Gubernur Banten Sesalkan Aksi Massa Buruh Paksa Masuk Ruang Kerjanya
Gubernur Banten Wahidin Halim/FOTO VIA ANTARA

Bagikan:

TANGERANG - Gubernur Banten Wahidin Halim (WH) menyesalkan aksi massa buruh yang menjebol paksa masuk ke ruang kerjanya saat melakukan unjuk rasa.

Wahidin Halim menyebut aksi tersebut bisa menjadi preseden buruk ketika gubernur, bupati, dan wali kota dalam mengambil keputusan.

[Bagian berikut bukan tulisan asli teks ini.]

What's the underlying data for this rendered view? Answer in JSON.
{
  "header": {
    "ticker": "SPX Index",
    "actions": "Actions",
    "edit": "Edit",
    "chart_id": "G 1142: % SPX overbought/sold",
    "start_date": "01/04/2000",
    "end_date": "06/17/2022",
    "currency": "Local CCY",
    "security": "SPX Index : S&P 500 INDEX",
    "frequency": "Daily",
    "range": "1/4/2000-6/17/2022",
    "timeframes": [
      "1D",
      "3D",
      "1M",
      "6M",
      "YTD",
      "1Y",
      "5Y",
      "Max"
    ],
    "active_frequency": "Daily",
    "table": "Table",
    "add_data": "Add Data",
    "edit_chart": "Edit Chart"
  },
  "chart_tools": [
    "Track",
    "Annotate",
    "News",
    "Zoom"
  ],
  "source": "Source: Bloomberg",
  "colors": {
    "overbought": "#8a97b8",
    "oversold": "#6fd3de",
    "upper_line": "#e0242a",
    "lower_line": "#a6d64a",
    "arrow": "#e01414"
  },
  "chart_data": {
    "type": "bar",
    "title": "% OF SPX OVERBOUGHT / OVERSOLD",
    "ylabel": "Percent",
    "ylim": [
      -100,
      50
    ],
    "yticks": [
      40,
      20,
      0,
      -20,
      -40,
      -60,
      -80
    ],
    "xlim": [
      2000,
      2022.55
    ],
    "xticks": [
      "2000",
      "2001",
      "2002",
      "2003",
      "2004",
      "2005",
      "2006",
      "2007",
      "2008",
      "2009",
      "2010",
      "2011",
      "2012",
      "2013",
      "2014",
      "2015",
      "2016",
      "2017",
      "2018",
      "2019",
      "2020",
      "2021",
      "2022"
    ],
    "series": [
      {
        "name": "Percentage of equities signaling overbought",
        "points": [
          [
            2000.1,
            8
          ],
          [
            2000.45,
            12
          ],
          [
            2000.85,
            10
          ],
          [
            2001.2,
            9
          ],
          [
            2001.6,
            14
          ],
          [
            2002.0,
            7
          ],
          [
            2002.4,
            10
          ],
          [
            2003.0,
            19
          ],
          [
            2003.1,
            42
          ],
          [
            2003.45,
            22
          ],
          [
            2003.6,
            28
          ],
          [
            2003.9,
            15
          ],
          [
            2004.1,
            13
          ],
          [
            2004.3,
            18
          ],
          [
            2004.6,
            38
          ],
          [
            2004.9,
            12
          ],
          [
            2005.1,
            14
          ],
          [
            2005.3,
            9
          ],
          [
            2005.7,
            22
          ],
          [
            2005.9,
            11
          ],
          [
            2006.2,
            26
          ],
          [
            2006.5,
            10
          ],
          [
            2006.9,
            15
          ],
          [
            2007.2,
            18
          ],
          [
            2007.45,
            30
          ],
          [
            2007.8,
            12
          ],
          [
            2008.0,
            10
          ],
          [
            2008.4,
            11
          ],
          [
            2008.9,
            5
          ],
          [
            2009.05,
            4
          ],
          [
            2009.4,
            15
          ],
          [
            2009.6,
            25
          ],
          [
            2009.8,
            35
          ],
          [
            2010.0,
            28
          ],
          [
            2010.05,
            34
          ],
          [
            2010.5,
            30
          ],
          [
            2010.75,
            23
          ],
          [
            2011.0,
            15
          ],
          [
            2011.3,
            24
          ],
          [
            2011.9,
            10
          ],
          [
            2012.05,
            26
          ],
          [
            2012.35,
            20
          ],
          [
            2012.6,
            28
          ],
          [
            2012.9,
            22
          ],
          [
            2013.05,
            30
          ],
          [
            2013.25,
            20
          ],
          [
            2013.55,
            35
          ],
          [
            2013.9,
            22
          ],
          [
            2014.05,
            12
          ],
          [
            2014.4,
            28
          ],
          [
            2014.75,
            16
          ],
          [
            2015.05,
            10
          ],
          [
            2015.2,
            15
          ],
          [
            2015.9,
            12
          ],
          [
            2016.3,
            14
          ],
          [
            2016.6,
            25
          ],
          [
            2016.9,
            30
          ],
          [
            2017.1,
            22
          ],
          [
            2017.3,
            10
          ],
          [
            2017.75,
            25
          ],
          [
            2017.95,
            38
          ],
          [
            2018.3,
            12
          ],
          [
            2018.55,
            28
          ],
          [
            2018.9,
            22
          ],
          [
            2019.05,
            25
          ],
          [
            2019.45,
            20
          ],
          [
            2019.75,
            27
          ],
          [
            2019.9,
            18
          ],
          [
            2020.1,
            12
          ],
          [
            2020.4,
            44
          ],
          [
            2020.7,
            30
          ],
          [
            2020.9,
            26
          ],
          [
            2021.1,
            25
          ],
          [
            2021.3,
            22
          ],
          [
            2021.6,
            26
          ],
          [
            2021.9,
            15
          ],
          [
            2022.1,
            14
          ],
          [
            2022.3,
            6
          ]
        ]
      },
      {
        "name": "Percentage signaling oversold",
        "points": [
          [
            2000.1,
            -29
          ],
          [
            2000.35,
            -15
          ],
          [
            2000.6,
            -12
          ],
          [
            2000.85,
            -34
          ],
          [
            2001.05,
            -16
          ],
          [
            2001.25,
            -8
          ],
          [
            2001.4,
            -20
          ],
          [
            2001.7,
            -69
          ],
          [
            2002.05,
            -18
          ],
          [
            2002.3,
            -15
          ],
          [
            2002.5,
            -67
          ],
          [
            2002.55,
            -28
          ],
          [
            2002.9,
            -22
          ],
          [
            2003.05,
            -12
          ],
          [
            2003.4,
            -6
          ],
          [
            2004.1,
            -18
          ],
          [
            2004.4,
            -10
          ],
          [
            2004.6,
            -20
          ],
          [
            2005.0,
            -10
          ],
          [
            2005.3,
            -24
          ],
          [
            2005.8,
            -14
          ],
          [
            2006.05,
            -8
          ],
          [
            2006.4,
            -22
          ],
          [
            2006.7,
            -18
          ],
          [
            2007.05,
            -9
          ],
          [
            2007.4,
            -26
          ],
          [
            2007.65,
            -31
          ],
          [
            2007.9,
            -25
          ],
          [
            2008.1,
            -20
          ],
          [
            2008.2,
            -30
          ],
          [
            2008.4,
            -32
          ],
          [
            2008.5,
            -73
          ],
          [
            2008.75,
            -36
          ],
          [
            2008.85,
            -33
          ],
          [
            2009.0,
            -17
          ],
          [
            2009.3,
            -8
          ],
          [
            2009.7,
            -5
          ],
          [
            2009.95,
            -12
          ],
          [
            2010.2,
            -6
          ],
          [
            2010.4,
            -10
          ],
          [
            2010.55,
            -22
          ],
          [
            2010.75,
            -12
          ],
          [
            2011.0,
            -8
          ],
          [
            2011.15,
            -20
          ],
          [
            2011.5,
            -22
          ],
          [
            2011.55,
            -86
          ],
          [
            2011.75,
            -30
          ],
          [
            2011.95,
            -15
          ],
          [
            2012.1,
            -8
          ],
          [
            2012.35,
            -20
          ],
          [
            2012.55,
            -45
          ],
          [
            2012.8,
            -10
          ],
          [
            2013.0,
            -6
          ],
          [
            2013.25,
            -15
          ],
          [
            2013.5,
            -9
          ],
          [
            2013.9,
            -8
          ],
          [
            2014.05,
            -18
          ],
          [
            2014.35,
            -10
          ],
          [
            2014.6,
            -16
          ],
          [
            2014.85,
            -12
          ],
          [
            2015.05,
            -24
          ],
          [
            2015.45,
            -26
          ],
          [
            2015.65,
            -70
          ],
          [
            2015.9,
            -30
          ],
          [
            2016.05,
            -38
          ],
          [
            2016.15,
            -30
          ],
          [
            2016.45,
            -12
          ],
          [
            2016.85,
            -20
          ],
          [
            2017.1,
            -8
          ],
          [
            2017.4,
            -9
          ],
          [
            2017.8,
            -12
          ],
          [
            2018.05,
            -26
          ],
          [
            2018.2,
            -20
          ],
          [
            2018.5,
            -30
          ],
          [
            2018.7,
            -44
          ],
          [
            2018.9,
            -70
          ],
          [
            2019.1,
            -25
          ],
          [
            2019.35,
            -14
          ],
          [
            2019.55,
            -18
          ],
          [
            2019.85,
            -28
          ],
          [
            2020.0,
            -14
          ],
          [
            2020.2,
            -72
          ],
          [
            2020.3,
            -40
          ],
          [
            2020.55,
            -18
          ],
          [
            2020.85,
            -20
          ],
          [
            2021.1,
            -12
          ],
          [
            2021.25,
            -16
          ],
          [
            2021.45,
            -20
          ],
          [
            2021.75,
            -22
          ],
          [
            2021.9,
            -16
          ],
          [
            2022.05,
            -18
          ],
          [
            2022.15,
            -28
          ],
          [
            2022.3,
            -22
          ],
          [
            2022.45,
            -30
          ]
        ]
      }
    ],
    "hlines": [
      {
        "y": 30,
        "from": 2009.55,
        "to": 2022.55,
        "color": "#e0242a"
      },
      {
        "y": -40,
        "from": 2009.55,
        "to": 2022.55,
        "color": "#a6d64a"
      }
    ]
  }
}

"Saya pribadi tidak merasa tersinggung. Seharusnya negara memberikan rasa aman. Karena apa yang saya lakukan sesuai dengan peraturan," kata Gubernur Banten Wahidin Halim di kediamannya, Kelurahan Pinang, Kota Tangerang dikutip Antara, Kamis, 23 Desember.

"Saya serahkan kepada pihak yang berwenang," kata Wahidin.

Wahidin mengaku tidak bisa membayangkan andaikan dirinya saat itu berada di ruang kerjanya. Dia menyesalkan tindakan buruh memaksa masuk ruangan kerja tapi tidak ada upaya mempertahankan atau melindungi.

"Ini seharusnya menjadi perhatian masyarakat juga negara. Keputusan itu harus didukung," katanya.

Wahid menyeebut, gubernur, bupati dan wali kota merupakan pejabat negara yang harus terlindungi dari perbuatan anarkis. Demonstrasi atau menyampaikan pendapat di muka umum ada aturannya dan disampaikan dengan cara-cara yang baik serta menggunakan etika.

"Bisa jadi preseden semua gubernur, bupati dan wali kota nanti pada takut untuk mengambil keputusan. Kita juga diikuti oleh peraturan-peraturan yang menentukan," kata Wahidin.

Dia menjelaskan, UMP dan UMK diputuskan melalui musyawarah. Melalui proses dewan pengupahan dengan indikator dan variabel yang jelas termasuk melibatkan BPS yang mengukur pertumbuhan ekonomi, inflasi, kelayakan hidup dan lain-lain. Melalui kesepakatan Dewan Pengupahan, selanjutnya direkomendasikan kepada Gubernur.

"Penetapan UMP dan UMK itu untuk kepentingan yang lebih luas, tidak hanya untuk buruh-buruh yang di pabrik. Tapi juga untuk yang di perhotelan, pariwisata dan sebagainya yang kalau sekarang karena terdampak pandemi COVID-19 belum pulih," kata Wahidin.

Menurutnya, di Indonesia konflik perburuhan terjadi setiap tahun. Buruh minta naik, pengusaha tidak mau naik.

Pemerintah provinsi, kabupaten/kota memfasilitasi, membangun silaturahmi serta memoderasi pertemuan itu dan damai-damai saja.

"Tapi pada akhirnya kita yang diserang, sejauh mana pemerintah terlibat dalam hubungan perburuhan," katanya.